Desde já, muitas vozes se levantam em Washington para confirmar a remodelação do Iraque. Assim, Michael Hayden, antigo director da NSA e da CIA, pronuncia na Fox News o seguinte veredicto: «Com a conquista pelos insurgentes da maior parte do território sunita, o Iraque praticamente já deixou de existir. A partição é inevitável». As suas declarações são acompanhadas por pedidos de intervenção.

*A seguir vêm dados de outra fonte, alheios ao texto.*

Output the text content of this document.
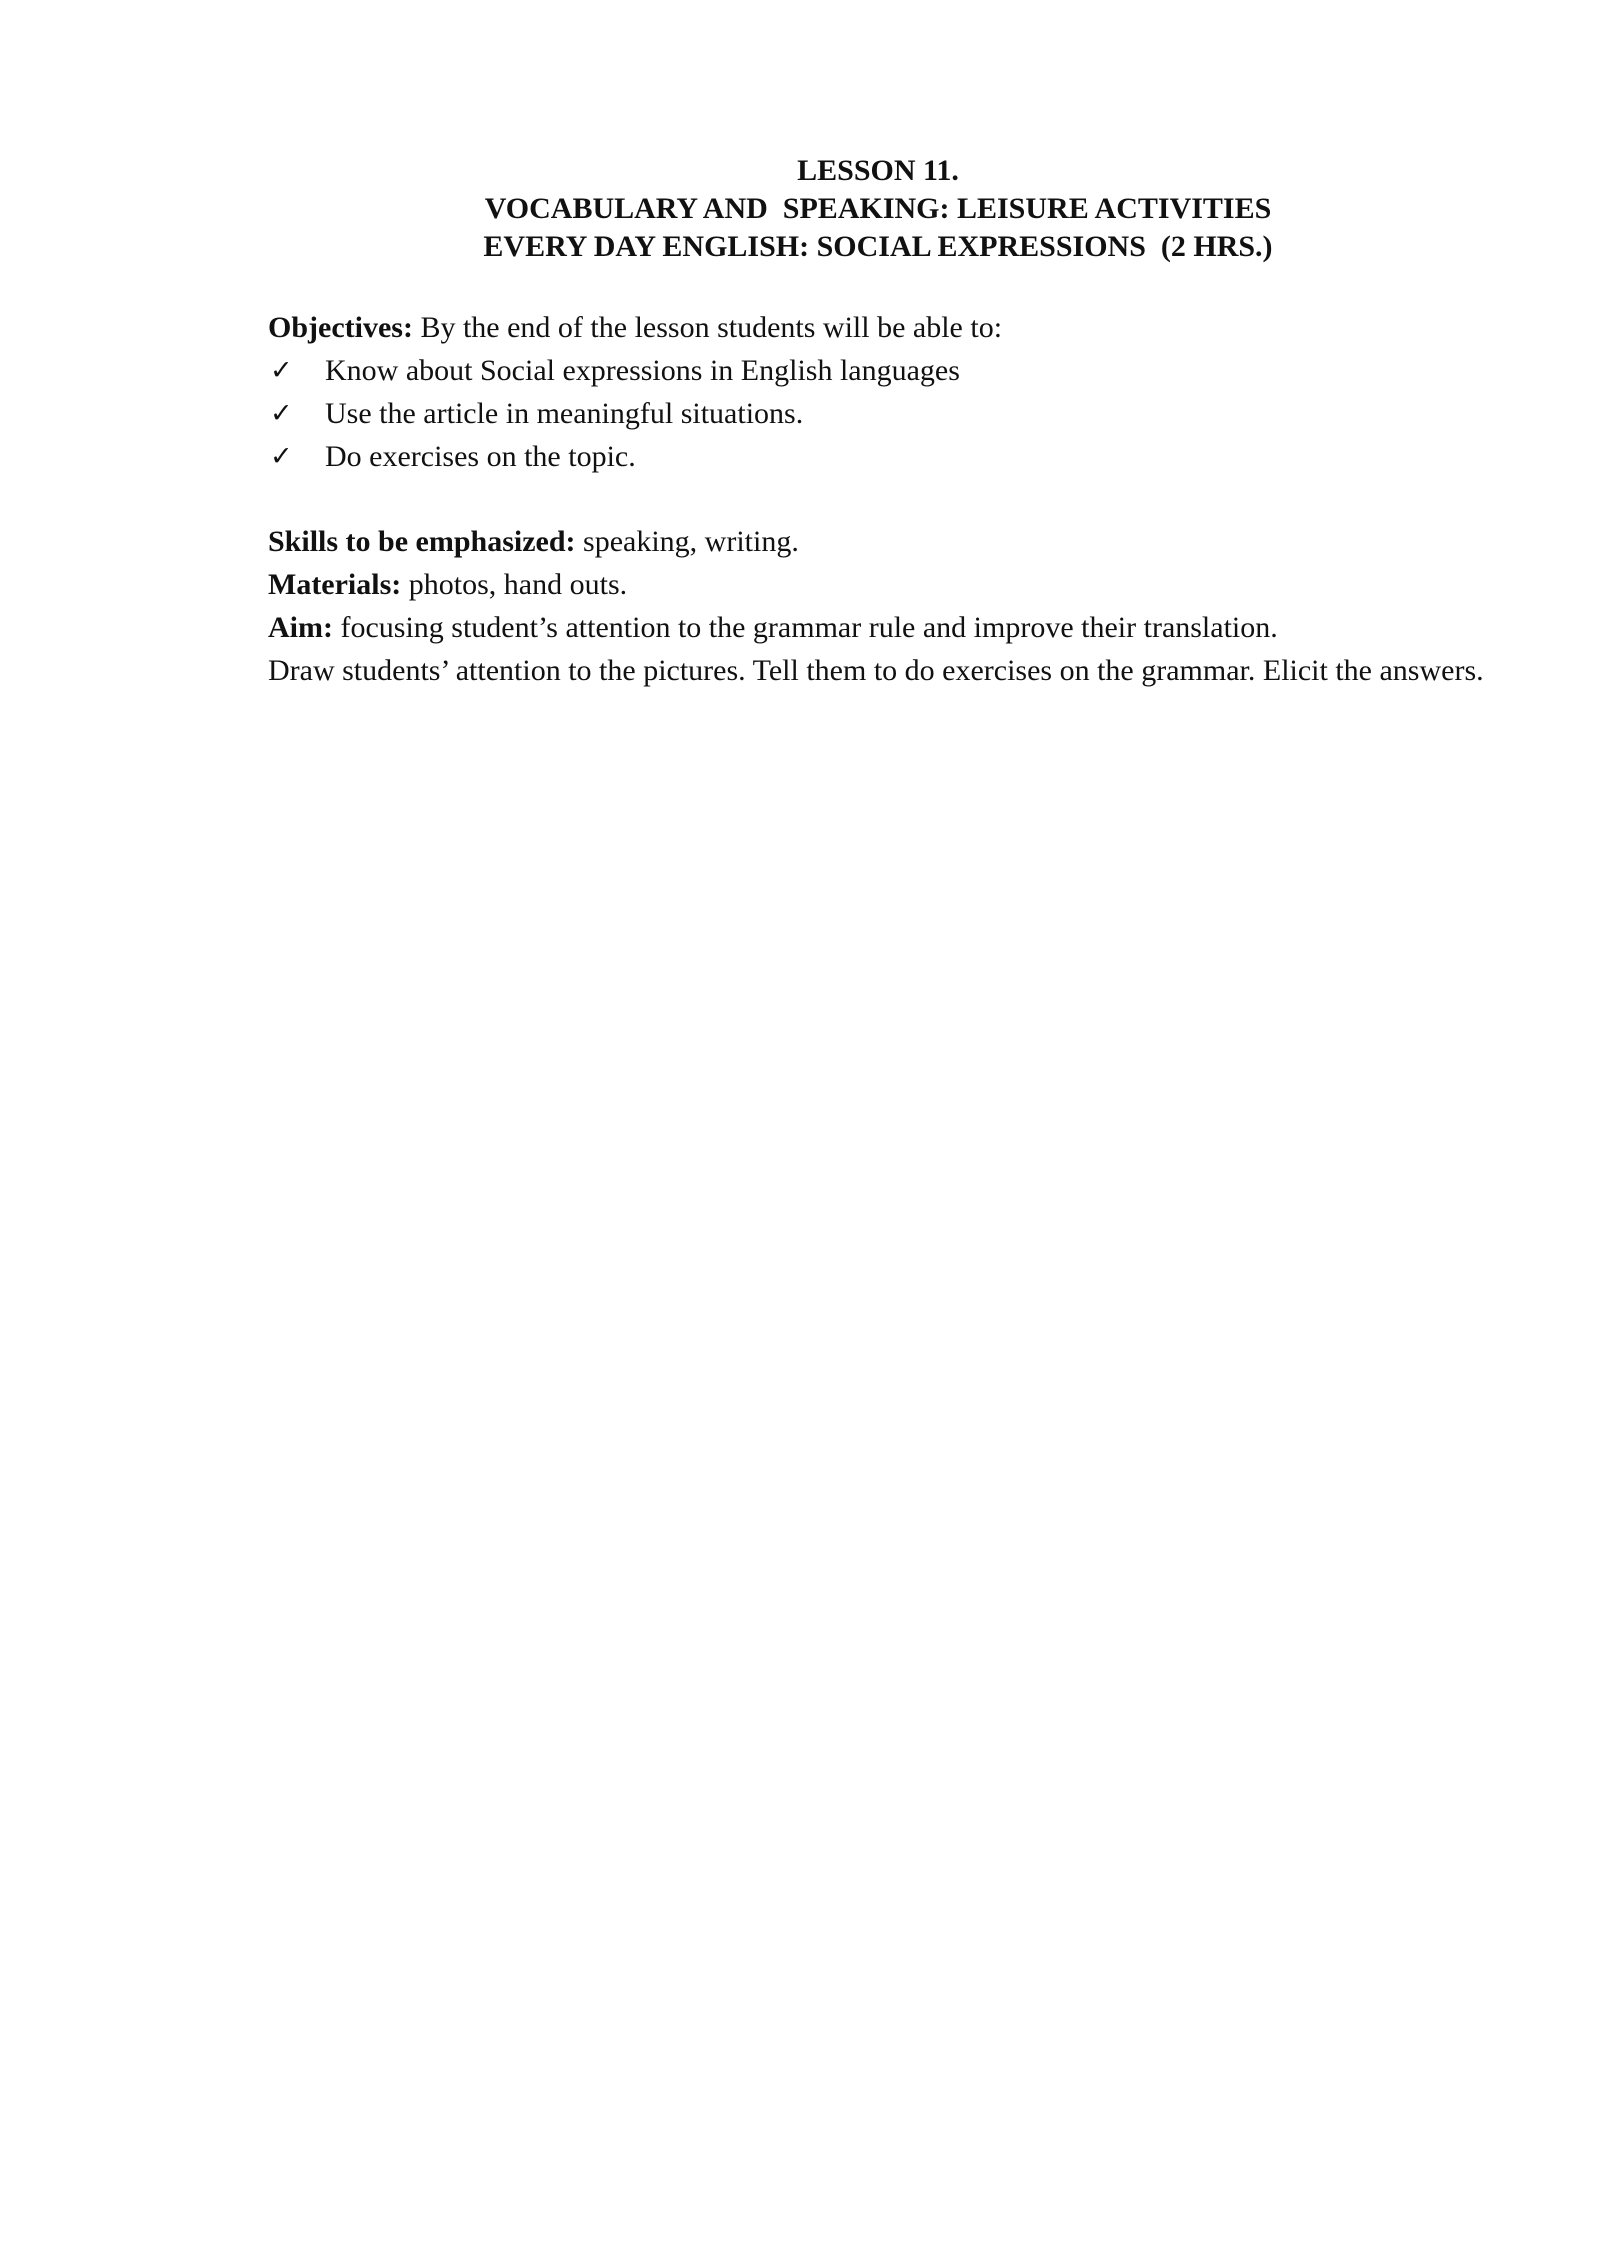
LESSON 11.
VOCABULARY AND  SPEAKING: LEISURE ACTIVITIES
EVERY DAY ENGLISH: SOCIAL EXPRESSIONS  (2 HRS.)
Objectives: By the end of the lesson students will be able to:
✓ Know about Social expressions in English languages
✓ Use the article in meaningful situations.
✓ Do exercises on the topic.
Skills to be emphasized: speaking, writing.
Materials: photos, hand outs.
Aim: focusing student’s attention to the grammar rule and improve their translation.
Draw students’ attention to the pictures. Tell them to do exercises on the grammar. Elicit the answers.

O antigo assessor de George Bush, depois embaixador no Iraque de Barack Obama, James Jeffrey, comentou: «[Os jihadistas] nunca pararam, mesmo quando eu estava lá em 2010 e 2011. Eles foram completamente vencidos e perderam a sua população. Nós estávamos nos seus calcanhares e eles não se conseguiram aguentar. Não há nenhum meio de os conseguir moderar, nenhum modo de os conter, há que limpá-los». A imprensa atlantista interpreta estas tomadas de posição como um debate entre partidários da divisão do Iraque e de apoio da sua unidade, pela força. Na verdade, o programa de Washington não poderia ser mais claro: primeiro deixar os jihadistas particionar o Iraque, (e possívelmente a Arábia Saudita), em seguida esmagá-los, uma vez o seu trabalho concluído.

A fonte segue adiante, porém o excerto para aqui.